The Gulf Cooperation Council states are on a transformative journey, tapping into sectors like renewable energies, sports, entertainment and tourism to diversify their traditionally hydrocarbon-dependent economies. This path has already led them to broaden their diplomatic horizons beyond their own territorial limits. Now, with space as their next grand venture, it is taking them beyond the very bounds of Earth itself.

The GCC states’ ambitious space programs are driven by domestic economic ambitions and commercial interests, with key ongoing projects like the futuristic smart cities of Masdar City in the United Arab Emirates and NEOM in Saudi Arabia relying on space applications and AI technologies.

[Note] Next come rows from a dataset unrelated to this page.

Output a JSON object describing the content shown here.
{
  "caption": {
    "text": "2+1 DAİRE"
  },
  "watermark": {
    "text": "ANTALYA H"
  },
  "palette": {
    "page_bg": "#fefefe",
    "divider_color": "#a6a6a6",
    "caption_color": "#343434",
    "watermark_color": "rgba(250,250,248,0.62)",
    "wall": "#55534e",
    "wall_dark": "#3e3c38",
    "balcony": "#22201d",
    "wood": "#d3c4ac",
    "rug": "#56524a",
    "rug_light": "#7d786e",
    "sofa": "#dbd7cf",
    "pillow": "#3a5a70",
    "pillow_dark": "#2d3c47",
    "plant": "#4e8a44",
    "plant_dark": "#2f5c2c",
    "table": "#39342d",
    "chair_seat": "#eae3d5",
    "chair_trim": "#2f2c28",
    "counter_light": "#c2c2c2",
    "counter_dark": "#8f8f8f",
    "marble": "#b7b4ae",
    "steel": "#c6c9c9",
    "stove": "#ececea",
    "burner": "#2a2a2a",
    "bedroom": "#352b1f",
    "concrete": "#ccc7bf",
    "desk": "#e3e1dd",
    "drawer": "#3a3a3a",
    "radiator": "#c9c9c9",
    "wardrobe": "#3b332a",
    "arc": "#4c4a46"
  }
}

But the emerging space race is also a matter of national pride. Countries like the UAE and Saudi Arabia aim to advance their space programs to enhance their global prestige and soft power. Both have made big moves in the space sector to complement their respective long-term visions, but also as part of a competitive rivalry.  

The UAE showcased its early ambitions to be a regional leader in the space sector, hosting the Arab Space Cooperation Program alongside 10 other states in 2019. Since then, it has mapped out numerous projects that underpin its long-term space ambitions. In 2020, it announced a 100-year plan to build the first habitable human settlement on Mars by 2117. The following year, it put a spacecraft into Mars orbit, where it remains. Abu Dhabi also plans to launch an asteroid mission in 2028, flying a spacecraft past seven asteroids in the main asteroid belt by 2034.